Around 50% of elbow dislocations in the United States occur during sports, with football being the most common, with an estimated 3000 per year [21] (Fig. 1.9). Between 2000 and 2011, 62 elbow dislocations were documented in professional football, with 65% occurring in defensive linemen. Seventy-six percent were able to return in the same season, at a mean of 25 days. Ninety-four percent were treated nonoperatively, as the vast majority were simple dislocations [22].

Fig. 1.9
figure 9

AP and lateral of a posterolateral elbow dislocation. Ideally, these are reduced on the field. Return to play in a brace can be expected once in full range of motion and pain-free if no other pathology is noted

Author’s Preferred Approach

Ideally, the elbow should be reduced on the field. Elbow radiographs should be obtained to assess reduction and to look for fracture or loose bodies. A lack of a concentric reduction or a displaced coronoid fracture should necessitate further imaging with an MRI or CT scan. If the radiographs are normal, a splint for a few days can be used to reduce the pain and swelling. Within a week, an elbow ROM brace is placed, and extension is gradually progressed to full over a 2–3-week period. Return to play in the brace can be considered once full, painless ROM in the brace is achieved. The brace should be utilized for football activities until 3 months post dislocation.
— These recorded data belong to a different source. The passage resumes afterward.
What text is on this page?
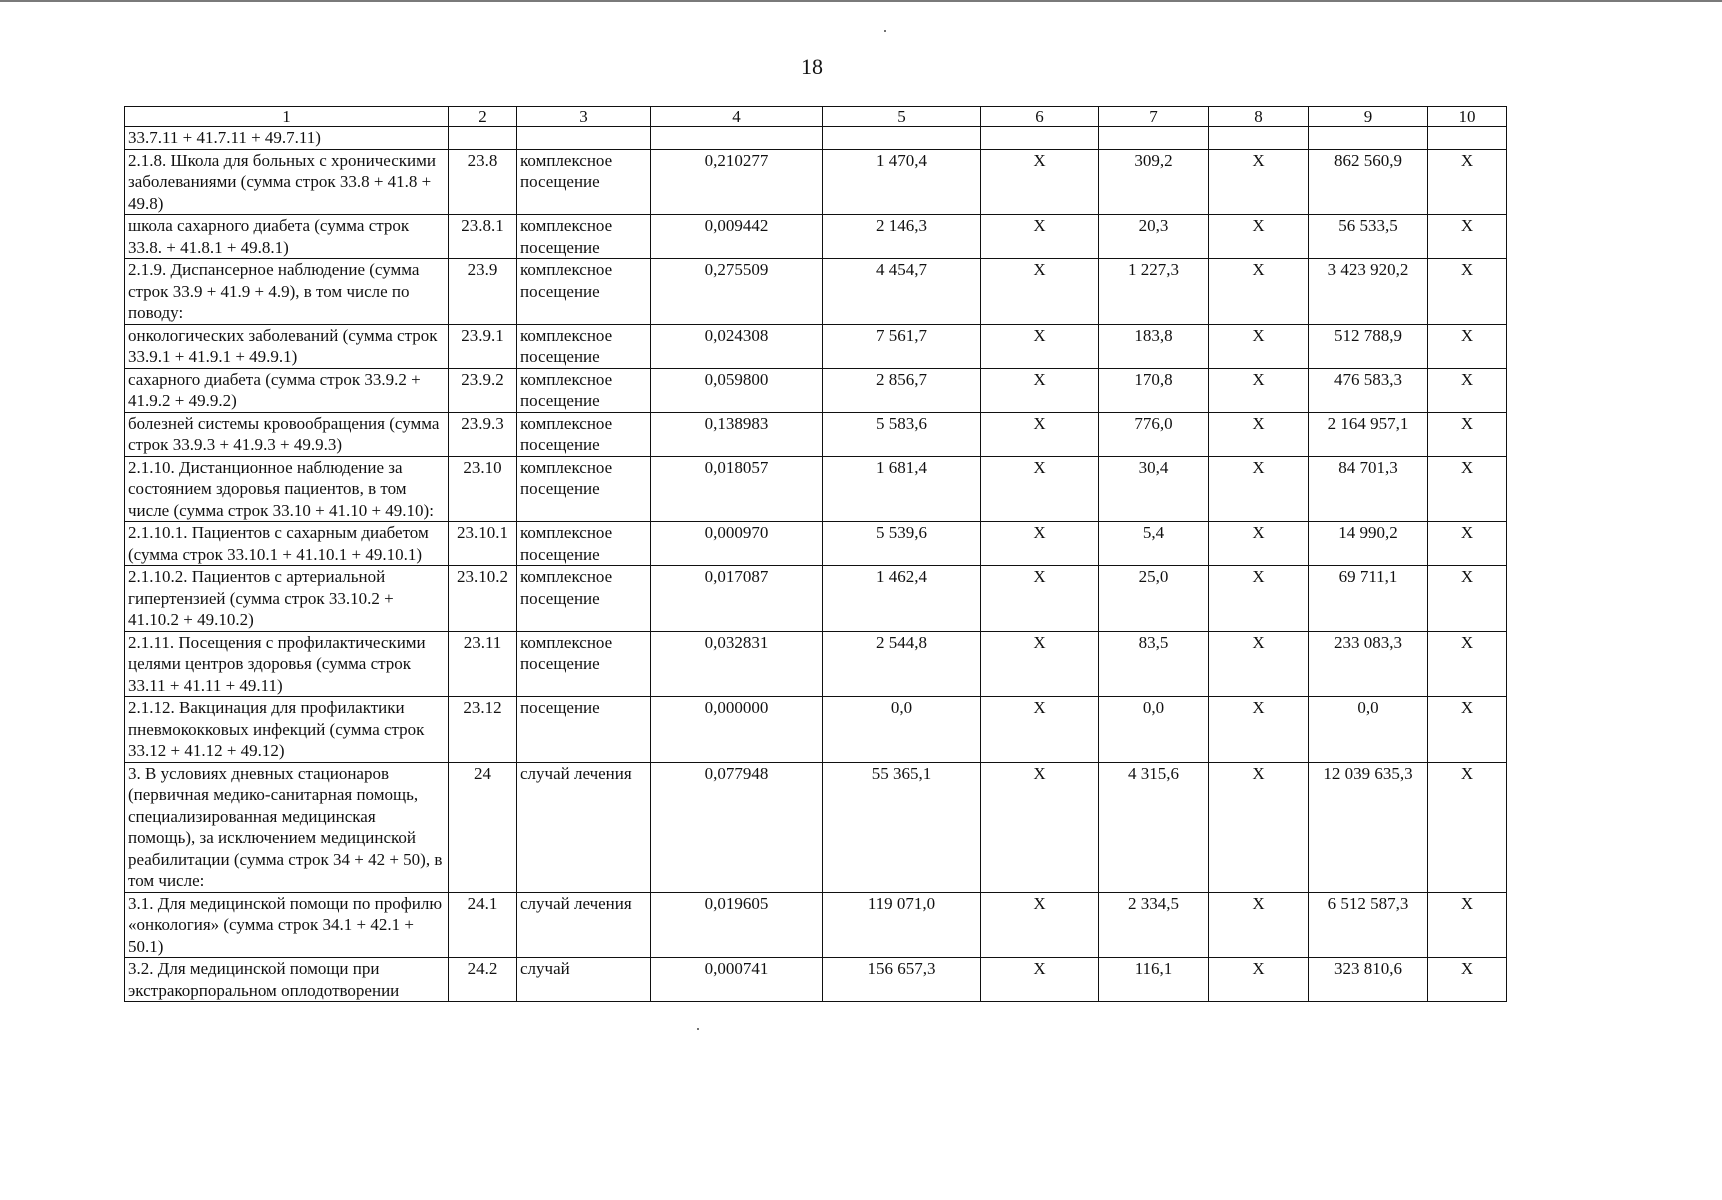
18
1	2	3	4	5	6	7	8	9	10
33.7.11 + 41.7.11 + 49.7.11)									
2.1.8. Школа для больных с хроническими заболеваниями (сумма строк 33.8 + 41.8 + 49.8)	23.8	комплексное посещение	0,210277	1 470,4	Х	309,2	Х	862 560,9	Х
школа сахарного диабета (сумма строк 33.8. + 41.8.1 + 49.8.1)	23.8.1	комплексное посещение	0,009442	2 146,3	Х	20,3	Х	56 533,5	Х
2.1.9. Диспансерное наблюдение (сумма строк 33.9 + 41.9 + 4.9), в том числе по поводу:	23.9	комплексное посещение	0,275509	4 454,7	Х	1 227,3	Х	3 423 920,2	Х
онкологических заболеваний (сумма строк 33.9.1 + 41.9.1 + 49.9.1)	23.9.1	комплексное посещение	0,024308	7 561,7	Х	183,8	Х	512 788,9	Х
сахарного диабета (сумма строк 33.9.2 + 41.9.2 + 49.9.2)	23.9.2	комплексное посещение	0,059800	2 856,7	Х	170,8	Х	476 583,3	Х
болезней системы кровообращения (сумма строк 33.9.3 + 41.9.3 + 49.9.3)	23.9.3	комплексное посещение	0,138983	5 583,6	Х	776,0	Х	2 164 957,1	Х
2.1.10. Дистанционное наблюдение за состоянием здоровья пациентов, в том числе (сумма строк 33.10 + 41.10 + 49.10):	23.10	комплексное посещение	0,018057	1 681,4	Х	30,4	Х	84 701,3	Х
2.1.10.1. Пациентов с сахарным диабетом (сумма строк 33.10.1 + 41.10.1 + 49.10.1)	23.10.1	комплексное посещение	0,000970	5 539,6	Х	5,4	Х	14 990,2	Х
2.1.10.2. Пациентов с артериальной гипертензией (сумма строк 33.10.2 + 41.10.2 + 49.10.2)	23.10.2	комплексное посещение	0,017087	1 462,4	Х	25,0	Х	69 711,1	Х
2.1.11. Посещения с профилактическими целями центров здоровья (сумма строк 33.11 + 41.11 + 49.11)	23.11	комплексное посещение	0,032831	2 544,8	Х	83,5	Х	233 083,3	Х
2.1.12. Вакцинация для профилактики пневмококковых инфекций (сумма строк 33.12 + 41.12 + 49.12)	23.12	посещение	0,000000	0,0	Х	0,0	Х	0,0	Х
3. В условиях дневных стационаров (первичная медико-санитарная помощь, специализированная медицинская помощь), за исключением медицинской реабилитации (сумма строк 34 + 42 + 50), в том числе:	24	случай лечения	0,077948	55 365,1	Х	4 315,6	Х	12 039 635,3	Х
3.1. Для медицинской помощи по профилю «онкология» (сумма строк 34.1 + 42.1 + 50.1)	24.1	случай лечения	0,019605	119 071,0	Х	2 334,5	Х	6 512 587,3	Х
3.2. Для медицинской помощи при экстракорпоральном оплодотворении	24.2	случай	0,000741	156 657,3	Х	116,1	Х	323 810,6	Х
Ulnar Collateral Ligament (UCL) Injuries

UCL injuries have been described in various positions on the football field (Fig. 1.10). Offensive and defensive linemen can typically be treated in a brace, with return to sport as symptoms allow. Surgery is rarely indicated in football players. In a study of ten NFL quarterbacks with UCL tears in their throwing elbow, nine were successfully treated nonoperatively, with an average return to play of 26 days [23]. Treatment with physical therapy is usually the first line. Biologics, such as platelet-rich plasma, have been used with some success in baseball pitchers, but no evidence exists for quarterbacks. It appears that UCL injuries are not as devastating in quarterbacks as they are in pitchers, and nonoperative management should be considered the first-line treatment.

Fig. 1.10
figure 10

Coronal MR arthrogram of the elbow, demonstrating a distal UCL tear in a defensive lineman. The player was able to return to play in 2 weeks in an elbow brace

Shoulder and elbow injuries are common in football. Management can be complex and multifactorial. Team physicians must balance the athlete’s safety and the pressures of the team. This chapter provides a framework based on the available literature that we have in managing these injuries. Every case is different, with different circumstances. The art of being a team physician entails combining the literature and individual experiences to address each case appropriately.